J'y ai donc appliqué une méthode de lecture rapide, en diagonale, celle qui convient le mieux à ce genre de textes écrits en langue de bois -cette fois-ci, on a affaire à la version soft du socialisme, avec des emprunts libéraux (pas exactement celle qui me rebutait dans les cours de sciences sociales, autrefois en Roumanie).
Mais, dès que l'on ouvre le livre, c'est bien dans la préface que l'on trouve l'essentiel. Elle est écrite par Thierry de Montbrial, Membre de l'Académie des sciences morales et politiques, fondateur et directeur général de l'Institut français des relations internationales.
J'aimerais dire que j'ai été déçue en lisant cette préface élogieuse et complaisante, élégamment creuse. Je ne l'ai pas été, j'ai trouvé que c'était parfaitement dans l'air du temps.
Il fallait avoir l'autorité de Monsieur de Montbrial pour produire, par exemple cette phrase profonde:
"Le président excelle dans la combinaison peu commune de la pensée et de l'action". On peut comprendre qu'il faut bien écrire quelque chose sur un chef d'Etat lorsqu'on s'est engagé à le faire...
Mais plus loin, je rencontre une idée qui me paraît énorme: "la normalisation" de la Roumanie, après la dictature fasciste et communiste. C'est ahurissant de voir des pages d'histoire expédiées comme cela, d'un trait insouciant:

" Ce livre vient à point car, si aucun grain de sable ne fait dérailler le processus, la Roumanie devrait adhérer à l'Union Européenne en 2007. Or, avec 237.500 Km2 et près de 23 millions d'habitants, elle est de loin, après la Pologne, le plus grand pays de l'Est à rejoindre notre Communauté.

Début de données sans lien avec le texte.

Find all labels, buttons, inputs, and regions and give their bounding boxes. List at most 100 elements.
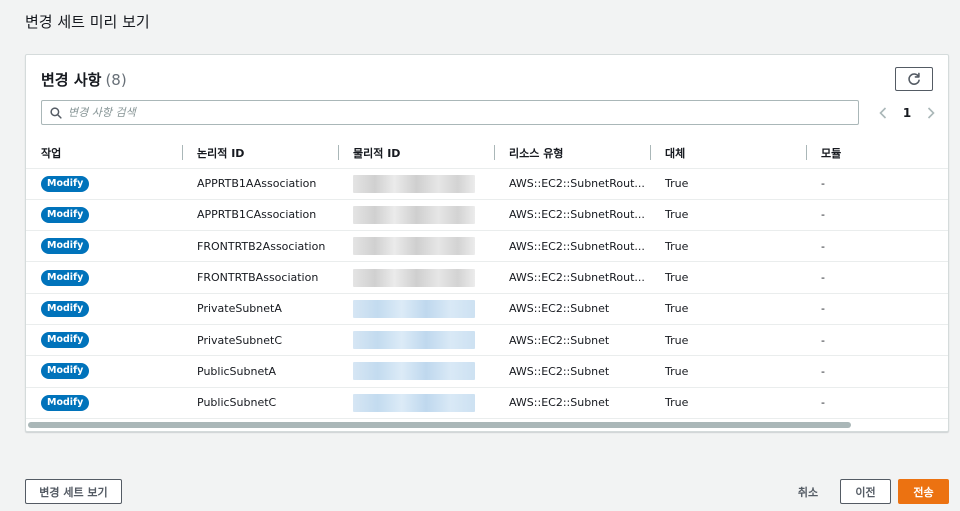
resource-type-cell: AWS::EC2::Subnet [494,387,650,419]
resource-type-cell: AWS::EC2::Subnet [494,324,650,357]
redacted-physical-id [353,299,475,318]
module-cell: - [806,293,948,325]
physical-id-cell [338,355,494,388]
replacement-cell: True [650,387,806,419]
changes-panel: 변경 사항(8) 1 작업 논리적 ID [25,54,949,432]
column-header-logical-id[interactable]: 논리적 ID [182,138,338,169]
changes-count: (8) [105,71,127,89]
replacement-cell: True [650,261,806,294]
column-header-module[interactable]: 모듈 [806,138,948,169]
action-badge: Modify [41,394,90,411]
replacement-cell: True [650,293,806,325]
replacement-cell: True [650,230,806,263]
module-cell: - [806,387,948,419]
column-header-replacement[interactable]: 대체 [650,138,806,169]
panel-header: 변경 사항 (8) [41,69,127,90]
previous-button[interactable]: 이전 [840,479,891,504]
chevron-right-icon [927,107,935,119]
logical-id-cell: PublicSubnetA [182,355,338,388]
action-cell: Modify [26,387,182,419]
action-badge: Modify [41,332,90,349]
table-row: Modify APPRTB1CAssociation AWS::EC2::Subne… [26,199,948,232]
physical-id-cell [338,387,494,419]
physical-id-cell [338,293,494,325]
action-cell: Modify [26,261,182,294]
module-cell: - [806,355,948,388]
redacted-physical-id [353,331,475,350]
resource-type-cell: AWS::EC2::Subnet [494,293,650,325]
horizontal-scrollbar[interactable] [28,422,946,428]
physical-id-cell [338,199,494,232]
replacement-cell: True [650,199,806,232]
physical-id-cell [338,261,494,294]
action-cell: Modify [26,199,182,232]
column-header-action[interactable]: 작업 [26,138,182,169]
replacement-cell: True [650,168,806,200]
action-cell: Modify [26,230,182,263]
table-row: Modify PublicSubnetC AWS::EC2::Subnet True - [26,387,948,419]
action-badge: Modify [41,363,90,380]
column-header-physical-id[interactable]: 물리적 ID [338,138,494,169]
action-badge: Modify [41,238,90,255]
redacted-physical-id [353,237,475,256]
redacted-physical-id [353,174,475,193]
table-row: Modify FRONTRTB2Association AWS::EC2::Subn… [26,230,948,263]
module-cell: - [806,261,948,294]
replacement-cell: True [650,324,806,357]
next-page-button[interactable] [924,103,938,123]
redacted-physical-id [353,205,475,224]
refresh-icon [908,72,920,85]
page-title: 변경 세트 미리 보기 [25,13,150,31]
replacement-cell: True [650,355,806,388]
logical-id-cell: PrivateSubnetC [182,324,338,357]
module-cell: - [806,199,948,232]
changes-table: 작업 논리적 ID 물리적 ID 리소스 유형 대체 모듈 Modify APPR… [26,138,948,419]
logical-id-cell: APPRTB1CAssociation [182,199,338,232]
action-cell: Modify [26,324,182,357]
resource-type-cell: AWS::EC2::SubnetRout... [494,261,650,294]
action-cell: Modify [26,168,182,200]
action-badge: Modify [41,175,90,192]
redacted-physical-id [353,362,475,381]
physical-id-cell [338,324,494,357]
redacted-physical-id [353,393,475,412]
logical-id-cell: APPRTB1AAssociation [182,168,338,200]
previous-page-button[interactable] [876,103,890,123]
pagination: 1 [876,102,938,124]
module-cell: - [806,230,948,263]
resource-type-cell: AWS::EC2::SubnetRout... [494,168,650,200]
resource-type-cell: AWS::EC2::SubnetRout... [494,199,650,232]
logical-id-cell: PrivateSubnetA [182,293,338,325]
action-badge: Modify [41,206,90,223]
search-input[interactable] [68,101,858,124]
refresh-button[interactable] [895,67,933,91]
action-cell: Modify [26,355,182,388]
redacted-physical-id [353,268,475,287]
module-cell: - [806,324,948,357]
submit-button[interactable]: 전송 [898,479,949,504]
chevron-left-icon [879,107,887,119]
physical-id-cell [338,168,494,200]
scrollbar-thumb[interactable] [28,422,851,428]
page-number[interactable]: 1 [900,106,914,120]
module-cell: - [806,168,948,200]
table-header-row: 작업 논리적 ID 물리적 ID 리소스 유형 대체 모듈 [26,138,948,169]
action-badge: Modify [41,300,90,317]
logical-id-cell: FRONTRTBAssociation [182,261,338,294]
resource-type-cell: AWS::EC2::Subnet [494,355,650,388]
physical-id-cell [338,230,494,263]
resource-type-cell: AWS::EC2::SubnetRout... [494,230,650,263]
column-header-resource-type[interactable]: 리소스 유형 [494,138,650,169]
view-changeset-button[interactable]: 변경 세트 보기 [25,479,122,504]
table-row: Modify PrivateSubnetC AWS::EC2::Subnet True… [26,324,948,357]
table-row: Modify APPRTB1AAssociation AWS::EC2::Subne… [26,168,948,200]
search-icon [50,106,62,119]
logical-id-cell: FRONTRTB2Association [182,230,338,263]
action-badge: Modify [41,269,90,286]
logical-id-cell: PublicSubnetC [182,387,338,419]
search-field[interactable] [41,100,859,125]
cancel-button[interactable]: 취소 [788,479,828,504]
table-row: Modify PrivateSubnetA AWS::EC2::Subnet True… [26,293,948,325]
table-row: Modify PublicSubnetA AWS::EC2::Subnet True - [26,355,948,388]
action-cell: Modify [26,293,182,325]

Pour la France, qui après la Première Guerre mondiale, avait entretenu des rapports si proches avec cet Etat latin à la formation duquel elle avait tant contribué, la "normalisation" de la Roumanie devrait avoir un sens plus riche encore que pour les autres membres de l'Union. J'emploie à dessein le mot "normalisation", car lorsqu'on interroge Ion Iliescu sur la trace qu'il aimerait laisser dans l'histoire, il répond: avoir contribué à "normaliser" la situation de son pays après un demi-siècle de dictature fasciste, puis communiste".

Il était évident dès Décembre '89 que Ion Iliescu travaillait à son image de dissident de l'époque de Ceausescu, son ancien camarade de parti, mais j'ignorais que "normalisation" signifiait 15 années de mensonges, de corruption du haut en bas, d'affaires véreuses fabriquant l'élite politique et financière, de vies brisées ou anéanties par une précarité galopante ou par les rouages d'une justice inique, 15 années de "liberté" pour les milliers d'émigrés vers les US et vers le Canada ou partis pour travailler sur les trottoirs de la "douce France", ou dans les maisons des personnes âgées à Rome, ou dans les champs de fraises en Espagne, et contribuer ainsi à la croissance du pays lorsqu' ils envoyent l'argent par Western Union -cet autre argent que celui qui se fait en un tour de stylo et sur un coup de fil.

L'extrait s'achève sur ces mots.